Sokratis Georgiadis
MA HCT & PhD Debates: History in Translation. Marina Lathouri and Guest Speakers
Thursday 12 March | 4:00pm | 32 Bedford Square (First Floor Back)

In portraying the architecture of the temples, which make up the contents of Books 3 and 4 of Vitruvius’ “Ten Books on Architecture” and can be considered the core of this work, its author makes no secret of his dependence on Greece. But which were his sources? In the preface to his 7th book, he himself gives the names of more than 20 Greek architects who have written about their art before him; these writings, the oldest of which date back to the 6th century BC, are all lost today. Which of them he knew and used and to what extent we do not know. Nor is it likely that the Roman theorist and author of the “Ten Books” knew first-hand the architecture of which he wrote, not even the Greek architecture of southern Italy and Sicily. The source text Vitruviusʼ, is therefore not secure and this is a problem for his theory, but above all for its reception, i.e. the more than two-thousand-year-old tradition of European Vitruvianism.
Image: Delphi ex-Cnidienne. Photography by Sokratis Georgiadis
Readings:
Graf, Fritz, “Pompai in Greece – Some Considerations about Space and Ritual in the Greek Polis,” in: Robin Hägg (ed.). The Role of Religion in the Early Greek Polis, Stockholm 1996. 55-65.
Biography: Sokratis Georgiadis, born in 1949 in Thessaloniki (GR), studied architecture at the Technical University of Berlin and received his PhD from the University of Stuttgart.
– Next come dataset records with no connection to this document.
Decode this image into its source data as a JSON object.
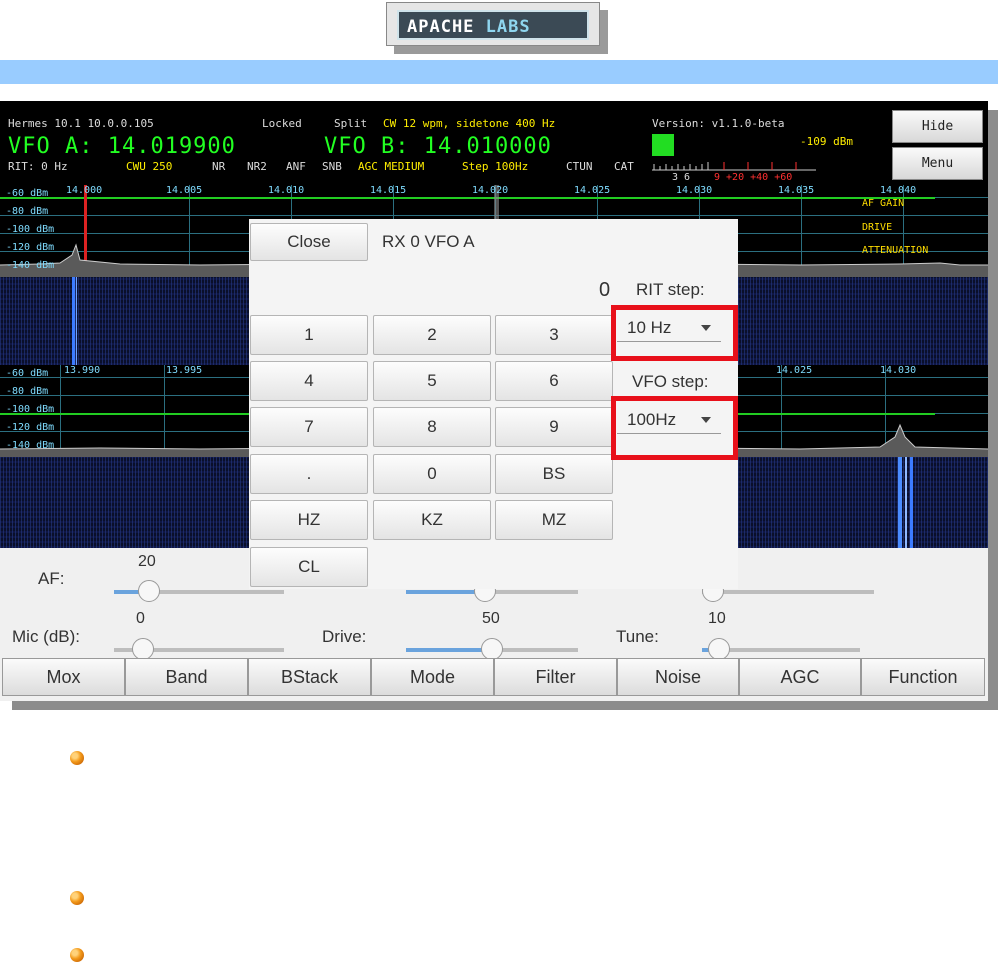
{
  "logo": {
    "word1": "APACHE",
    "word2": "LABS"
  },
  "status": {
    "line1_a": "Hermes 10.1 10.0.0.105",
    "line1_b": "Locked",
    "line1_c": "Split",
    "line1_d": "CW 12 wpm, sidetone 400 Hz",
    "line1_e": "Version: v1.1.0-beta",
    "vfo_a": "VFO A: 14.019900",
    "vfo_b": "VFO B: 14.010000",
    "dbm": "-109 dBm",
    "line3_rit": "RIT: 0 Hz",
    "line3_mode": "CWU 250",
    "line3_nr": "NR",
    "line3_nr2": "NR2",
    "line3_anf": "ANF",
    "line3_snb": "SNB",
    "line3_agc": "AGC MEDIUM",
    "line3_step": "Step 100Hz",
    "line3_ctun": "CTUN",
    "line3_cat": "CAT",
    "meter_scale_a": "3  6",
    "meter_scale_b": "9 +20 +40 +60"
  },
  "side_buttons": {
    "hide": "Hide",
    "menu": "Menu"
  },
  "pan1": {
    "db_labels": [
      "-60 dBm",
      "-80 dBm",
      "-100 dBm",
      "-120 dBm",
      "-140 dBm"
    ],
    "freq_labels": [
      "14.000",
      "14.005",
      "14.010",
      "14.015",
      "14.020",
      "14.025",
      "14.030",
      "14.035",
      "14.040"
    ],
    "right_labels": [
      "AF GAIN",
      "DRIVE",
      "ATTENUATION"
    ]
  },
  "pan2": {
    "db_labels": [
      "-60 dBm",
      "-80 dBm",
      "-100 dBm",
      "-120 dBm",
      "-140 dBm"
    ],
    "freq_labels": [
      "13.990",
      "13.995",
      "14.025",
      "14.030"
    ]
  },
  "dialog": {
    "close": "Close",
    "title": "RX 0 VFO A",
    "value": "0",
    "rit_step_label": "RIT step:",
    "rit_step_value": "10 Hz",
    "vfo_step_label": "VFO step:",
    "vfo_step_value": "100Hz",
    "keys": [
      "1",
      "2",
      "3",
      "4",
      "5",
      "6",
      "7",
      "8",
      "9",
      ".",
      "0",
      "BS",
      "HZ",
      "KZ",
      "MZ",
      "CL"
    ]
  },
  "controls": {
    "af_label": "AF:",
    "af_value": "20",
    "mic_label": "Mic (dB):",
    "mic_value": "0",
    "drive_label": "Drive:",
    "drive_value": "50",
    "tune_label": "Tune:",
    "tune_value": "10"
  },
  "tabs": [
    "Mox",
    "Band",
    "BStack",
    "Mode",
    "Filter",
    "Noise",
    "AGC",
    "Function"
  ]
}
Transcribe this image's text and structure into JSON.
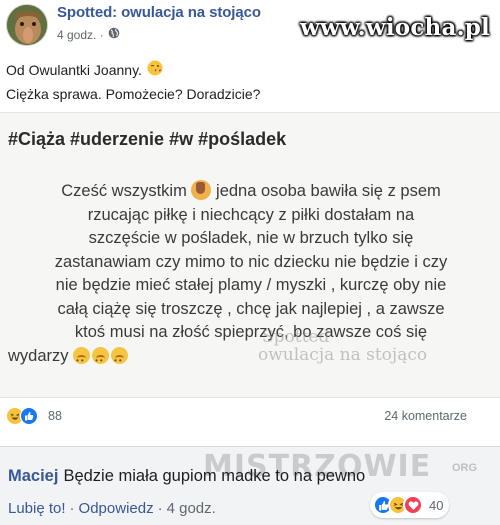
{
  "post": {
    "page_name": "Spotted: owulacja na stojąco",
    "time": "4 godz. ·",
    "watermark": "www.wiocha.pl",
    "line1": "Od Owulantki Joanny.",
    "line2": "Ciężka sprawa. Pomożecie? Doradzicie?"
  },
  "card": {
    "title": "#Ciąża #uderzenie #w #pośladek",
    "lines": [
      "Cześć wszystkim",
      "jedna osoba bawiła się z psem",
      "rzucając piłkę i niechcący z piłki dostałam na",
      "szczęście w pośladek,  nie w brzuch tylko się",
      "zastanawiam czy mimo to nic dziecku nie będzie i czy",
      "nie będzie mieć stałej plamy / myszki , kurczę oby nie",
      "całą ciążę się troszczę , chcę jak najlepiej , a zawsze",
      "ktoś musi na złość spieprzyć, bo zawsze coś się",
      "wydarzy"
    ],
    "watermark_line1": "Spotted",
    "watermark_line2": "owulacja na stojąco"
  },
  "stats": {
    "reactions": "88",
    "comments": "24 komentarze"
  },
  "comment": {
    "author": "Maciej",
    "text": "Będzie miała gupiom madke to na pewno",
    "watermark": "MISTRZOWIE",
    "watermark_small": "ORG",
    "like": "Lubię to!",
    "reply": "Odpowiedz",
    "time": "4 godz.",
    "reaction_count": "40"
  },
  "colors": {
    "link": "#385898",
    "like": "#1877f2",
    "haha": "#f7c33b",
    "love": "#f33e58"
  }
}
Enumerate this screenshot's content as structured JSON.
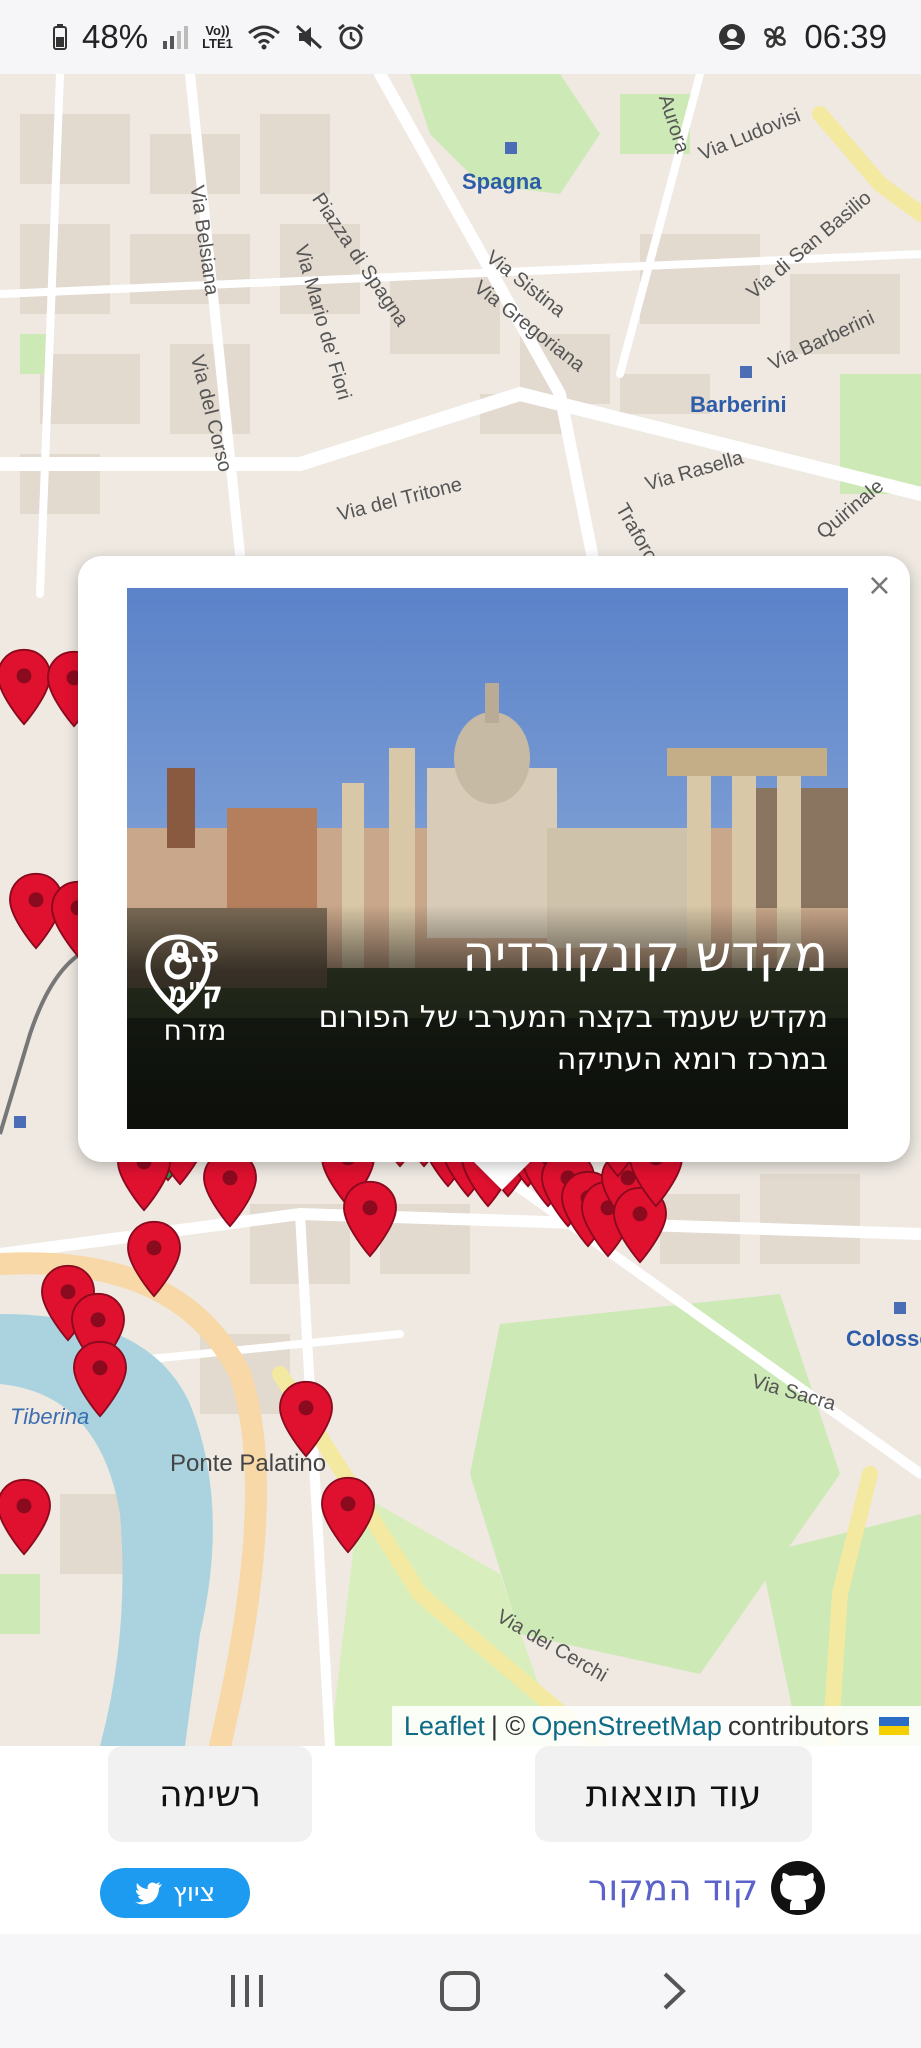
{
  "status_bar": {
    "battery": "48%",
    "network": "LTE1",
    "time": "06:39"
  },
  "map": {
    "street_labels": [
      "Via Ludovisi",
      "Via Sistina",
      "Via Gregoriana",
      "Via di San Basilio",
      "Via Barberini",
      "Via Rasella",
      "Via del Tritone",
      "Via Belsiana",
      "Via del Corso",
      "Via Mario de' Fiori",
      "Piazza di Spagna",
      "Via Sacra",
      "Via dei Cerchi",
      "Aurora",
      "Traforo",
      "Quirinale"
    ],
    "station_labels": [
      "Spagna",
      "Barberini",
      "Colosseo"
    ],
    "place_labels": [
      "Ponte Palatino",
      "Tiberina"
    ],
    "attribution": {
      "leaflet": "Leaflet",
      "separator": "| ©",
      "osm": "OpenStreetMap",
      "contributors": "contributors"
    }
  },
  "popup": {
    "close": "×",
    "title": "מקדש קונקורדיה",
    "description": "מקדש שעמד בקצה המערבי של הפורום במרכז רומא העתיקה",
    "distance": "0.5 ק\"מ",
    "direction": "מזרח"
  },
  "controls": {
    "list_button": "רשימה",
    "more_results_button": "עוד תוצאות",
    "tweet_button": "ציוץ",
    "source_code_link": "קוד המקור"
  },
  "colors": {
    "pin_red": "#e0102f",
    "pin_green": "#1fa34a",
    "tweet_blue": "#1d9bf0",
    "link_purple": "#5b62c9"
  }
}
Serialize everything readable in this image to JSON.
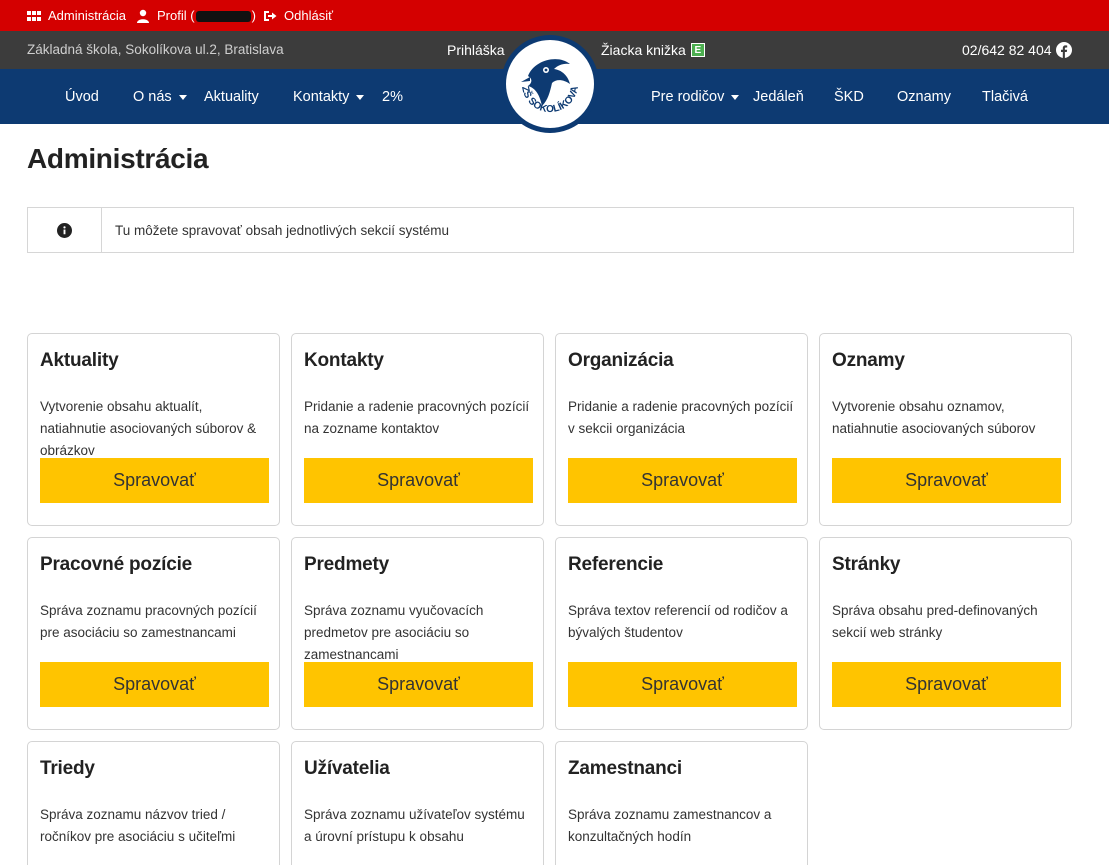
{
  "colors": {
    "admin_bar": "#d40000",
    "info_bar": "#3c3c3c",
    "nav_bar": "#0d3a72",
    "button": "#ffc400"
  },
  "admin_bar": {
    "administracia": "Administrácia",
    "profil_prefix": "Profil (",
    "profil_suffix": ")",
    "odhlasit": "Odhlásiť"
  },
  "info_bar": {
    "school": "Základná škola, Sokolíkova ul.2, Bratislava",
    "prihlaska": "Prihláška",
    "ziacka_knizka": "Žiacka knižka",
    "ziacka_badge": "E",
    "phone": "02/642 82 404",
    "facebook_icon": "facebook-icon"
  },
  "nav": {
    "uvod": "Úvod",
    "o_nas": "O nás",
    "aktuality": "Aktuality",
    "kontakty": "Kontakty",
    "dve_percenta": "2%",
    "pre_rodicov": "Pre rodičov",
    "jedalen": "Jedáleň",
    "skd": "ŠKD",
    "oznamy": "Oznamy",
    "tlaciva": "Tlačivá"
  },
  "logo": {
    "text": "ZŠ SOKOLÍKOVA"
  },
  "page_title": "Administrácia",
  "info_message": "Tu môžete spravovať obsah jednotlivých sekcií systému",
  "cards": [
    {
      "title": "Aktuality",
      "desc": "Vytvorenie obsahu aktualít, natiahnutie asociovaných súborov & obrázkov",
      "button": "Spravovať"
    },
    {
      "title": "Kontakty",
      "desc": "Pridanie a radenie pracovných pozícií na zozname kontaktov",
      "button": "Spravovať"
    },
    {
      "title": "Organizácia",
      "desc": "Pridanie a radenie pracovných pozícií v sekcii organizácia",
      "button": "Spravovať"
    },
    {
      "title": "Oznamy",
      "desc": "Vytvorenie obsahu oznamov, natiahnutie asociovaných súborov",
      "button": "Spravovať"
    },
    {
      "title": "Pracovné pozície",
      "desc": "Správa zoznamu pracovných pozícií pre asociáciu so zamestnancami",
      "button": "Spravovať"
    },
    {
      "title": "Predmety",
      "desc": "Správa zoznamu vyučovacích predmetov pre asociáciu so zamestnancami",
      "button": "Spravovať"
    },
    {
      "title": "Referencie",
      "desc": "Správa textov referencií od rodičov a bývalých študentov",
      "button": "Spravovať"
    },
    {
      "title": "Stránky",
      "desc": "Správa obsahu pred-definovaných sekcií web stránky",
      "button": "Spravovať"
    },
    {
      "title": "Triedy",
      "desc": "Správa zoznamu názvov tried / ročníkov pre asociáciu s učiteľmi",
      "button": ""
    },
    {
      "title": "Užívatelia",
      "desc": "Správa zoznamu užívateľov systému a úrovní prístupu k obsahu",
      "button": ""
    },
    {
      "title": "Zamestnanci",
      "desc": "Správa zoznamu zamestnancov a konzultačných hodín",
      "button": ""
    }
  ]
}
In the years 1987-1994 he held a research and teaching position at the Swiss Federal Institute of Technology (ETH), he also held temporary teaching posts at the Universities of Zurich and Bern. In 1994 he became Professor for Architectural Theory and Design at the Hochschule für Gestaltung in Berlin-Weissensee and, shortly after, Professor of Architecture and Design History at the State Academy of Art and Design Stuttgart where he taught until 2018. He lectured widely in Europe and North America, wrote articles for numerous architectural magazines and organized architectural exhibitions. His research interests include architectural history and theory in the 19th and 20th centuries and, more recently, Greek architecture of the archaic period. His studies on Sigfried Giedion include book publications (An Intellectual Biography 1989 [engl.1993], The Project of a New Tradition [co-editor of the exhibition catalogue, Museum für Gestaltung Zürich, 1989 / German], Introduction to Giedions’s “Building in France, Building in Iron, Building in Ferroconcrete” in the Text & Documents Series of the Getty Center for the History of Art and the Humanities, Epilogue to the German reprint of the same book [2000]) and numerous articles. He is presently working on the edition of the papers of Giedion’s unfinished book-project “Die Entstehung des heutigen Menschen” (1929-1938, The Growth of Contemporary Man).